But the more my boyfriend and I talked, the more Seattle started to make sense. It had a great tech scene for him, my brother and his family were here, it had a great yoga scene and the same progressive, environmental, forward-thinking lifestyle and attitudes with which we had resonated in San Francisco. There was really only one negative: the weather. Those cold, wet, dreary winters. After eight years in the California sunshine, and realizing how happy the sun had actually made me, I just didn’t know if it was possible for me to be happy in Seattle.

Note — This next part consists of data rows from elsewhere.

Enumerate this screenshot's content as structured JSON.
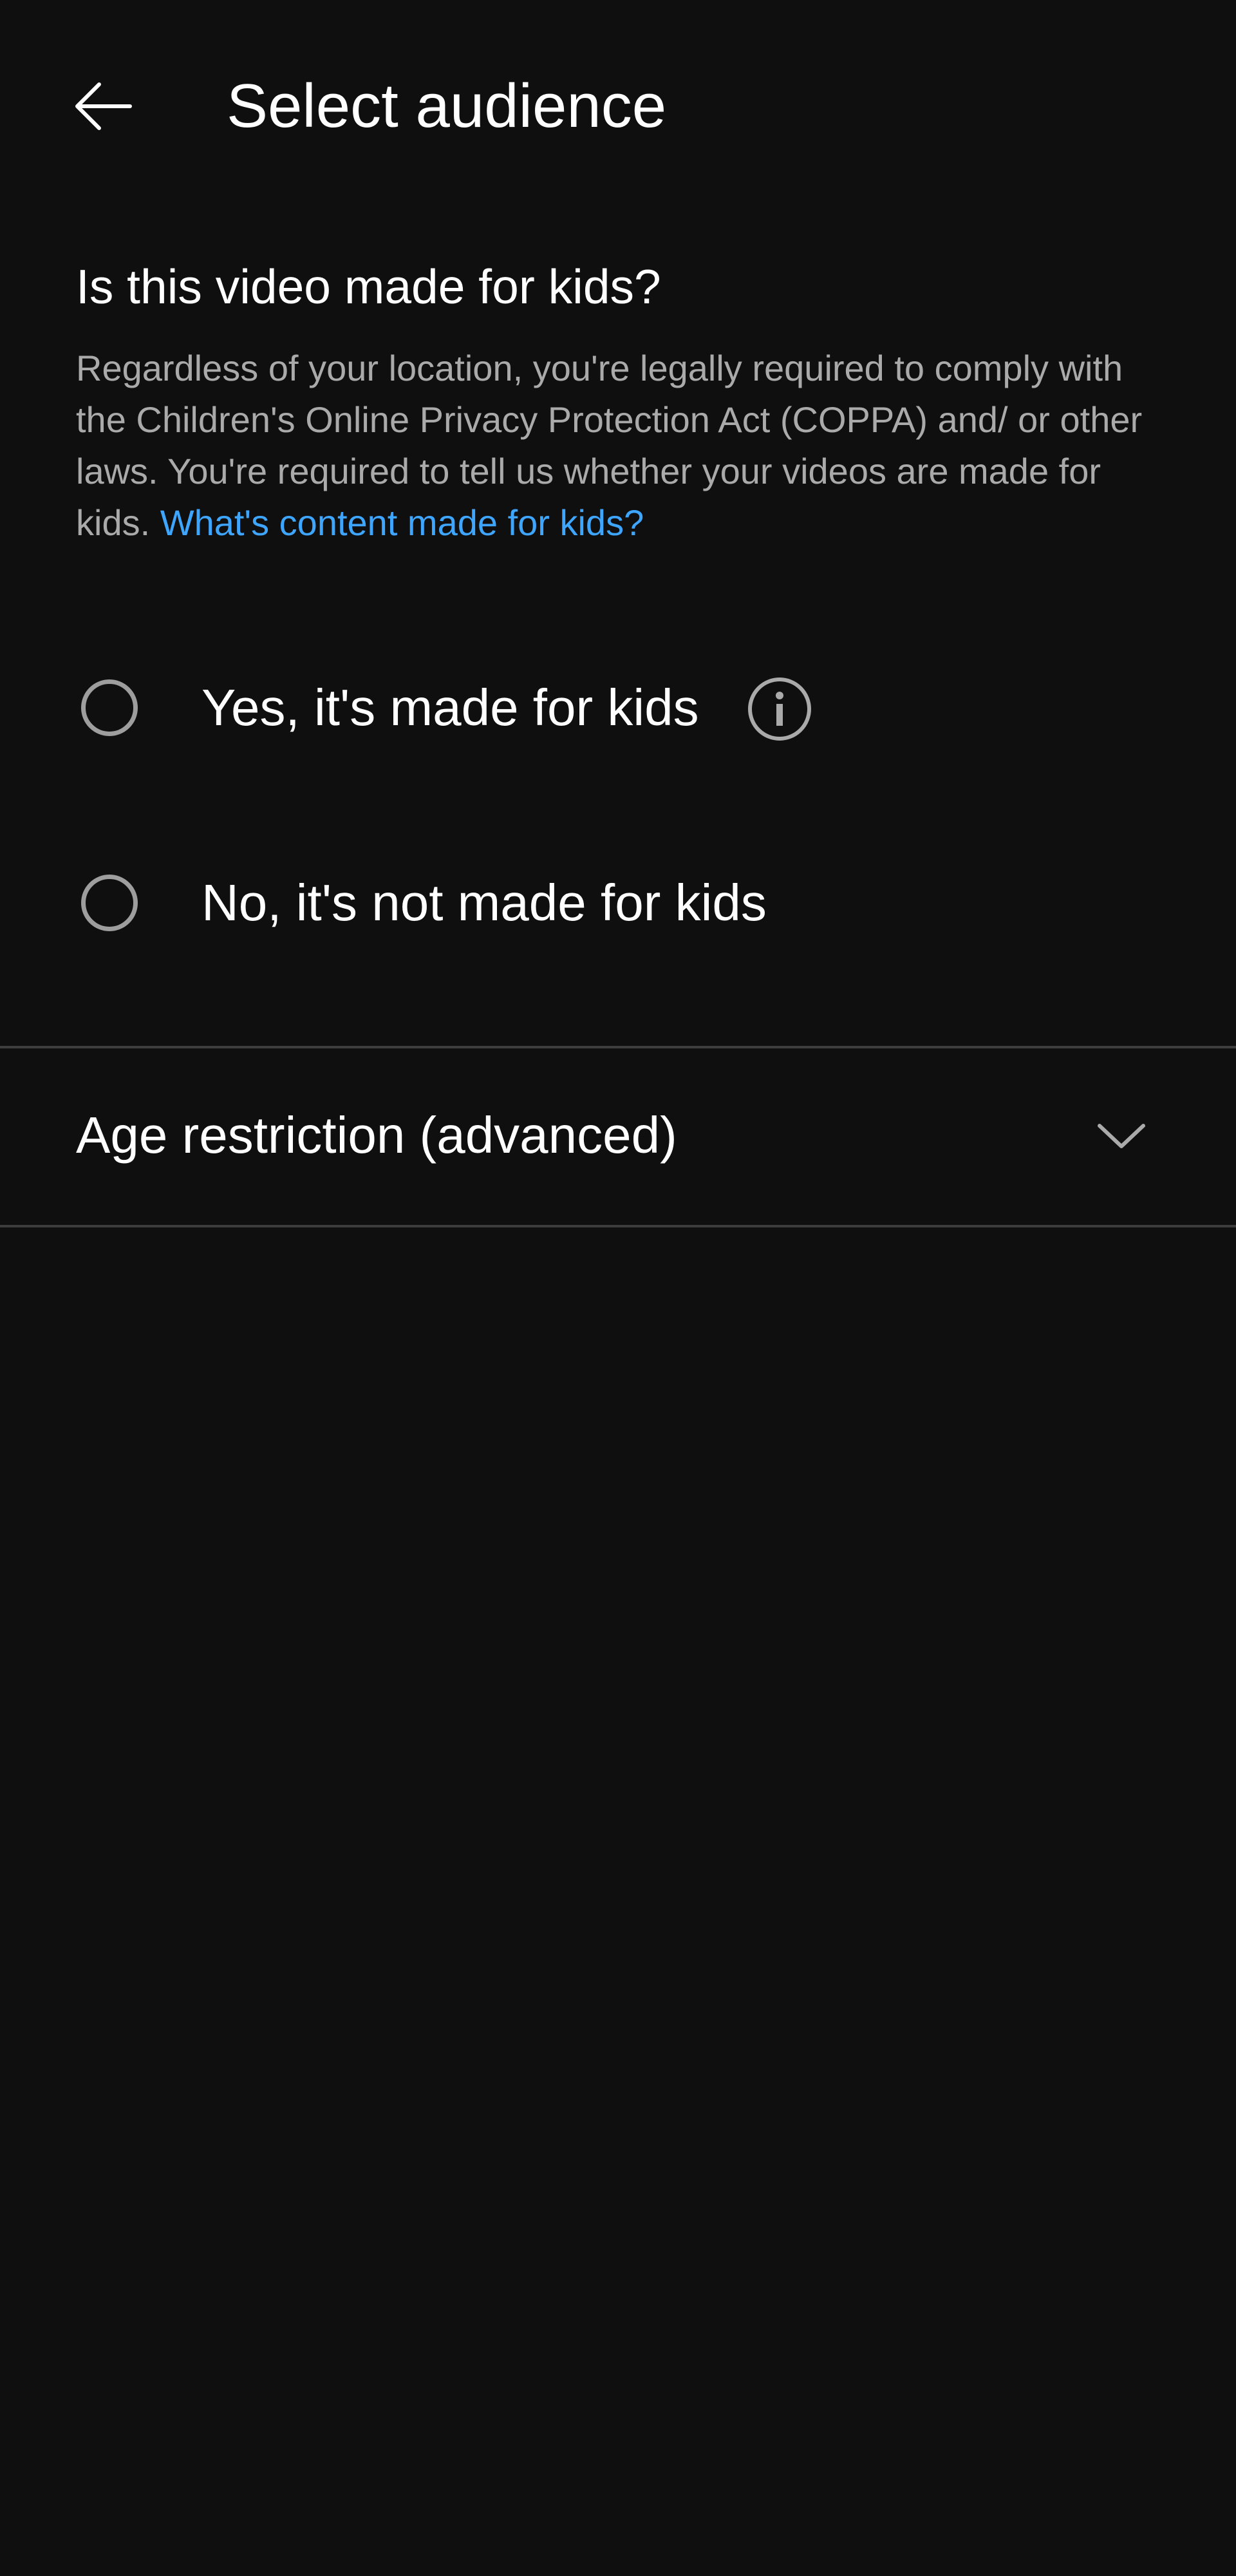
{
  "header": {
    "title": "Select audience",
    "back_icon": "arrow-left-icon"
  },
  "audience": {
    "question": "Is this video made for kids?",
    "description": "Regardless of your location, you're legally required to comply with the Children's Online Privacy Protection Act (COPPA) and/ or other laws. You're required to tell us whether your videos are made for kids.",
    "link_text": "What's content made for kids?",
    "link_color": "#3ea6ff",
    "options": [
      {
        "label": "Yes, it's made for kids",
        "selected": false,
        "has_info": true,
        "info_icon": "info-icon"
      },
      {
        "label": "No, it's not made for kids",
        "selected": false,
        "has_info": false
      }
    ]
  },
  "age_restriction": {
    "label": "Age restriction (advanced)",
    "expanded": false,
    "icon": "chevron-down-icon"
  },
  "colors": {
    "background": "#0f0f0f",
    "primary_text": "#ffffff",
    "secondary_text": "#aaaaaa",
    "radio_border": "#9e9e9e",
    "divider": "#3d3d3d"
  }
}
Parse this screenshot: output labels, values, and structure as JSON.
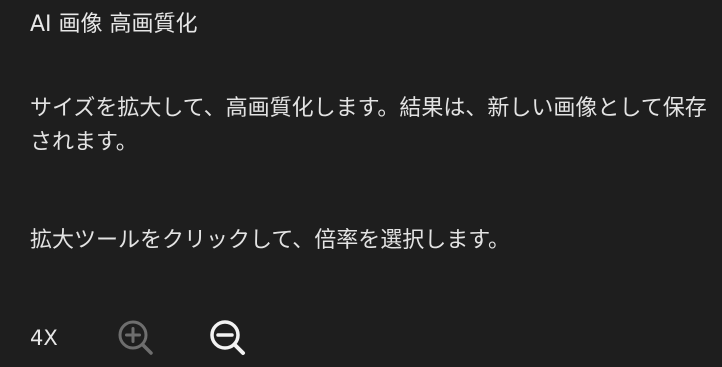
{
  "panel": {
    "title": "AI 画像 高画質化",
    "description": "サイズを拡大して、高画質化します。結果は、新しい画像として保存されます。",
    "instruction": "拡大ツールをクリックして、倍率を選択します。"
  },
  "zoom": {
    "level": "4X",
    "zoom_in_icon": "zoom-in-icon",
    "zoom_in_state": "disabled",
    "zoom_out_icon": "zoom-out-icon",
    "zoom_out_state": "enabled"
  },
  "colors": {
    "background": "#1e1e1e",
    "text": "#e6e6e6",
    "icon_disabled": "#6e6e6e",
    "icon_enabled": "#f2f2f2"
  }
}
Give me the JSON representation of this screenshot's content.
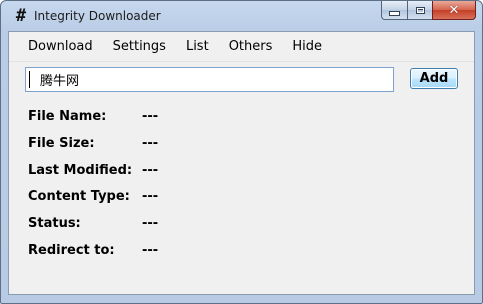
{
  "window": {
    "title": "Integrity Downloader",
    "icon": "hash-icon",
    "caption_buttons": [
      "minimize",
      "maximize",
      "close"
    ]
  },
  "menu": {
    "items": [
      "Download",
      "Settings",
      "List",
      "Others",
      "Hide"
    ]
  },
  "url_input": {
    "value": "腾牛网",
    "placeholder": ""
  },
  "add_button": {
    "label": "Add"
  },
  "info": [
    {
      "label": "File Name:",
      "value": "---"
    },
    {
      "label": "File Size:",
      "value": "---"
    },
    {
      "label": "Last Modified:",
      "value": "---"
    },
    {
      "label": "Content Type:",
      "value": "---"
    },
    {
      "label": "Status:",
      "value": "---"
    },
    {
      "label": "Redirect to:",
      "value": "---"
    }
  ],
  "colors": {
    "frame": "#b9cde6",
    "client_bg": "#f0f0f0",
    "close_button": "#c44026",
    "input_border": "#7da2ce",
    "button_border": "#3c7fb1"
  }
}
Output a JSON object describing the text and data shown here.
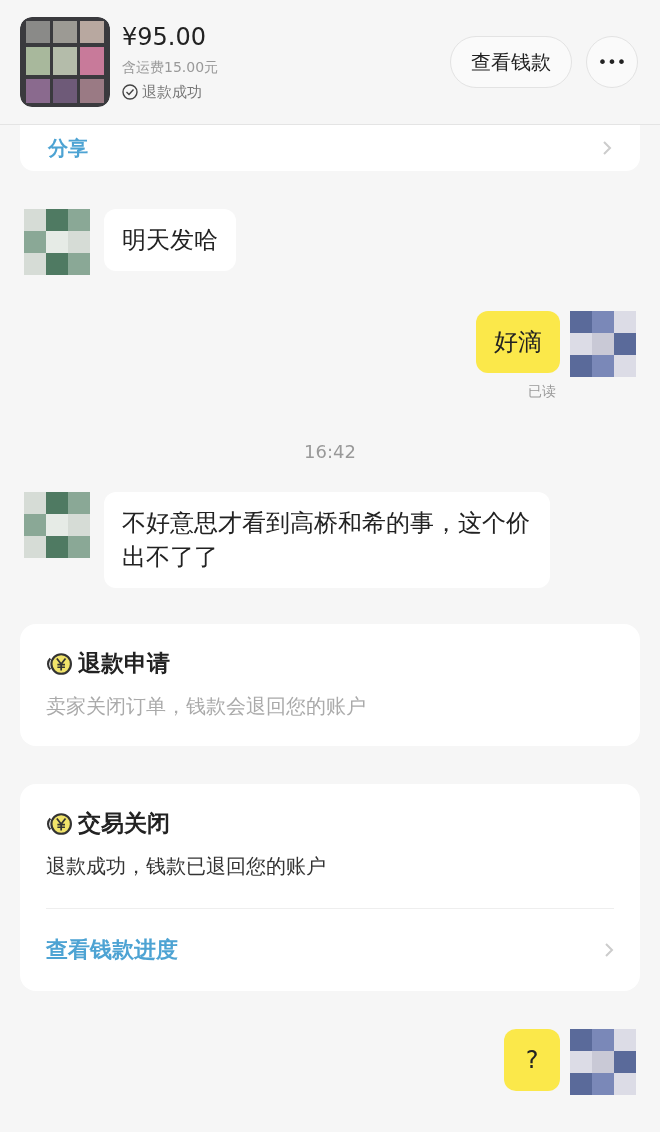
{
  "order": {
    "price": "¥95.00",
    "shipping": "含运费15.00元",
    "status": "退款成功",
    "button": "查看钱款",
    "more": "•••"
  },
  "share_card": {
    "label": "分享"
  },
  "messages": [
    {
      "kind": "incoming",
      "text": "明天发哈"
    },
    {
      "kind": "outgoing",
      "text": "好滴",
      "read": "已读"
    },
    {
      "kind": "time",
      "text": "16:42"
    },
    {
      "kind": "incoming",
      "text": "不好意思才看到高桥和希的事，这个价出不了了"
    },
    {
      "kind": "card",
      "title": "退款申请",
      "body": "卖家关闭订单，钱款会退回您的账户",
      "muted": true
    },
    {
      "kind": "card",
      "title": "交易关闭",
      "body": "退款成功，钱款已退回您的账户",
      "muted": false,
      "link": "查看钱款进度"
    },
    {
      "kind": "outgoing",
      "text": "?"
    }
  ]
}
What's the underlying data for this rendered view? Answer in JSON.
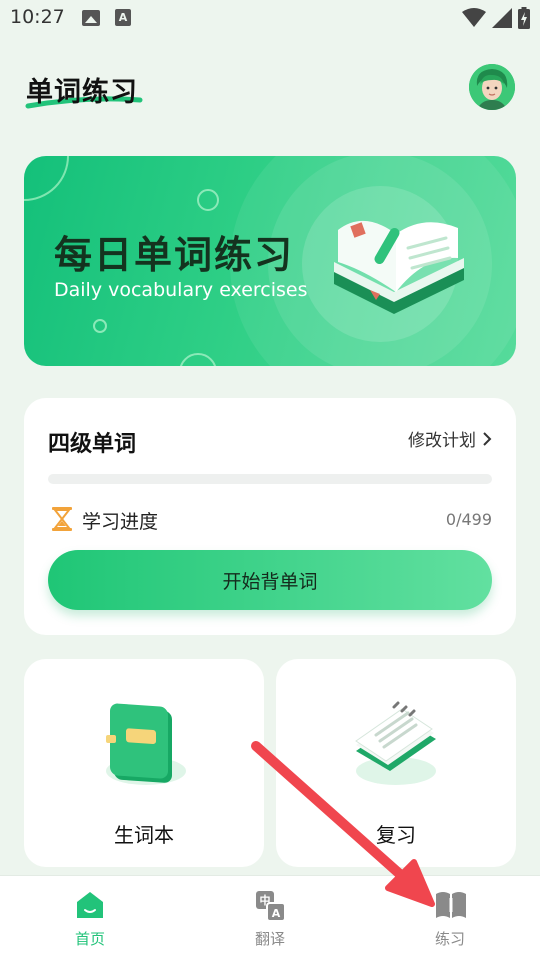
{
  "status_bar": {
    "time": "10:27",
    "image_notification_icon": "image-icon",
    "a_notification_icon": "font-icon",
    "a_glyph": "A",
    "wifi_icon": "wifi-icon",
    "signal_icon": "signal-icon",
    "battery_icon": "battery-icon"
  },
  "header": {
    "title": "单词练习",
    "avatar_icon": "avatar"
  },
  "banner": {
    "title": "每日单词练习",
    "subtitle": "Daily vocabulary exercises",
    "illustration_icon": "open-book-icon"
  },
  "word_card": {
    "title": "四级单词",
    "edit_plan_label": "修改计划",
    "progress_label": "学习进度",
    "progress_count": "0/499",
    "progress_value": 0,
    "start_button_label": "开始背单词"
  },
  "features": [
    {
      "label": "生词本",
      "icon": "notebook-icon"
    },
    {
      "label": "复习",
      "icon": "notepad-icon"
    }
  ],
  "bottom_nav": {
    "items": [
      {
        "label": "首页",
        "icon": "home-icon",
        "active": true
      },
      {
        "label": "翻译",
        "icon": "translate-icon",
        "active": false,
        "glyph_top": "中",
        "glyph_bottom": "A"
      },
      {
        "label": "练习",
        "icon": "practice-book-icon",
        "active": false
      }
    ]
  },
  "colors": {
    "accent": "#22C37A",
    "background": "#EDF5EE",
    "banner_gradient_start": "#14C07A",
    "banner_gradient_end": "#56DB9B",
    "nav_active": "#22C37A",
    "nav_inactive": "#8A8A8A",
    "annotation_arrow": "#F0464E"
  }
}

Despite that, from the moment Seattle entered our conversation, pieces of the puzzle began falling into place. My boyfriend got a great job interview in Seattle. Also, over the previous year, I had managed to leave the soul-sucking job and had returned to a former job that I had loved, a job that allowed me to work from home. And at this exact time, a colleague of mine left, and the Pacific Northwest territory fell into my lap. And then my boyfriend got the job he had interviewed for, a great job in his dream industry. With that seed planted, I asked my company about the possibility of me moving to Seattle. Having just given me this territory, they were on board with the idea, and the wheels were set in motion.

The next thing we knew we were packing up both of our apartments, loading the pets into the car and moving truck and we were on our way to the Emerald City.

(Ironically we ended up living in the very neighborhood that I had explored two years ago during that job interview – the neighborhood where I had imagined that maybe one day I’d own rental property. And we ended up living, somewhat “accidentally,” directly across the street from the yoga studio that I had attended in the past.)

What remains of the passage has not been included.